The Chicago Botanic Garden performed a comparative study of different cultivated stachys where they tested several cultivars including 'Big Ears,' 'Wave Hill,' 'Cotton Boll,' 'Primrose Heron' and 'Silver Carpet.' They noted that 'Cotton Boll' did indeed have flower clusters resembling cotton.

S. byzantina 'Silver Carpet' and 'Big Ears' are considered nonflowering forms which don't need deadheading. However, 'Big Ears' does sometimes form a few flower spikes in my garden. I remove these to encourage more leaves.
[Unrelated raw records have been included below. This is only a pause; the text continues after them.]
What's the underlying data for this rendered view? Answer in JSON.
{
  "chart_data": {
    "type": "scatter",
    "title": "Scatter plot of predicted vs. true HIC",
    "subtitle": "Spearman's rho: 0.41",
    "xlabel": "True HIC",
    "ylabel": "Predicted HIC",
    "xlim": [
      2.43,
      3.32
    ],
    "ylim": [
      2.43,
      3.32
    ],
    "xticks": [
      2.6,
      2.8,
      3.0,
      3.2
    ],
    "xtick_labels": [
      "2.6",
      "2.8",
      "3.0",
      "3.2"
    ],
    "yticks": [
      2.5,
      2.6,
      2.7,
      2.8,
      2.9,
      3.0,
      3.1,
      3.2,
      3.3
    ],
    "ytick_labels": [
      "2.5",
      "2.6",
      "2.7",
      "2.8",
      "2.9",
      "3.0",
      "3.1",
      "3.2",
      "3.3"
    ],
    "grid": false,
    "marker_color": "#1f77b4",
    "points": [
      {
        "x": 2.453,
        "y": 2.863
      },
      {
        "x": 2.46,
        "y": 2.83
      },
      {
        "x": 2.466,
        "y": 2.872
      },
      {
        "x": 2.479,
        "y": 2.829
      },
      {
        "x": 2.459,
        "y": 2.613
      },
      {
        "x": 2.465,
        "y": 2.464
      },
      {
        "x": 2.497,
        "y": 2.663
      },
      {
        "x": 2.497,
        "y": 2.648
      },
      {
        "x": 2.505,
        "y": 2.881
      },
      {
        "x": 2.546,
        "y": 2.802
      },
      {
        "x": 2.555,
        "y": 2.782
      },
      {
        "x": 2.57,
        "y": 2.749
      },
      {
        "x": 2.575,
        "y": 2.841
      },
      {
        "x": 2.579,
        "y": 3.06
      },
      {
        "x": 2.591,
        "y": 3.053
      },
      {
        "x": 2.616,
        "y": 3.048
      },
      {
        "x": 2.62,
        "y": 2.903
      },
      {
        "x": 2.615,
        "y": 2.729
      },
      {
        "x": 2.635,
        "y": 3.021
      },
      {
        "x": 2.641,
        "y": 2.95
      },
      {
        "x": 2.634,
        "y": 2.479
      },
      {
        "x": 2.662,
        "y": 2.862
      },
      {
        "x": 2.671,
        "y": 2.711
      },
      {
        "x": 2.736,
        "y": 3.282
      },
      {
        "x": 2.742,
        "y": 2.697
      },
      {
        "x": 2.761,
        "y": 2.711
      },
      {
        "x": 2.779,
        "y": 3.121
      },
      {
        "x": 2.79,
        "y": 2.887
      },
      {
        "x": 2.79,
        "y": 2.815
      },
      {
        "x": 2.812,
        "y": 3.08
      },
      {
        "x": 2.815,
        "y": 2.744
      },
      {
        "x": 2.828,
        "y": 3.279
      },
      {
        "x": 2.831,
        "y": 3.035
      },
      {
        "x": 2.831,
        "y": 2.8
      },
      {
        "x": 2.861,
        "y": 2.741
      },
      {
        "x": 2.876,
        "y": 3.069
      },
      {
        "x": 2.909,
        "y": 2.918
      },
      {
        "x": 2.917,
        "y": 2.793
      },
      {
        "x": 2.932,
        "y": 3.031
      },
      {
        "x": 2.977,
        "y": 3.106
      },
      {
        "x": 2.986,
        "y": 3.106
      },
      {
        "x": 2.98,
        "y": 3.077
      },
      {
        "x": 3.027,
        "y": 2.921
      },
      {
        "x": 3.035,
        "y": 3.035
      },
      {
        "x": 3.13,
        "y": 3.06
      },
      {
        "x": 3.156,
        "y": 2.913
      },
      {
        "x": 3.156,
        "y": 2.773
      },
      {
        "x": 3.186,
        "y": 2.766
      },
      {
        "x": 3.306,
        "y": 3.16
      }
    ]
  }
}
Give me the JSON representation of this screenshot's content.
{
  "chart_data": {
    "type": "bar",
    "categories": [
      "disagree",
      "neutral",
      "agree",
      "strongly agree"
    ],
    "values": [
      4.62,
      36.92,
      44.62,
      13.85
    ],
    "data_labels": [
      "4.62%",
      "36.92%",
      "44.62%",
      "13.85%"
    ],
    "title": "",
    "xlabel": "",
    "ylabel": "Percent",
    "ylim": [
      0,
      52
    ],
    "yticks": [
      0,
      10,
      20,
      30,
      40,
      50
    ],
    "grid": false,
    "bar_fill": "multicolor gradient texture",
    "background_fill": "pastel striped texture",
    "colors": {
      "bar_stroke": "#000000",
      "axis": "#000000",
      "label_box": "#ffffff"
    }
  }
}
'Silver Carpet' is an excellent selection that does not produce flowers yet has attractive silvery foliage that makes a vigorous groundcover. It reaches only about 6 inches. It's native to the the Middle East and grows well in U.S. Zones 4 to 8.

Big betony (S. macrantha) is valued for its profuse flowers and blooms in late spring. This cultivear grows best in cooler climates and is not used quite as extensively throughout the country as S. byzantina. Big betony tolerates light shade and looks best planted en masse.

'Robusta' is known for its rose-pink flowers that make it a knock-out in the garden. It reaches 2 feet in height. It's native to the Middle East and is hardy in U.S. Zones 2 to 8.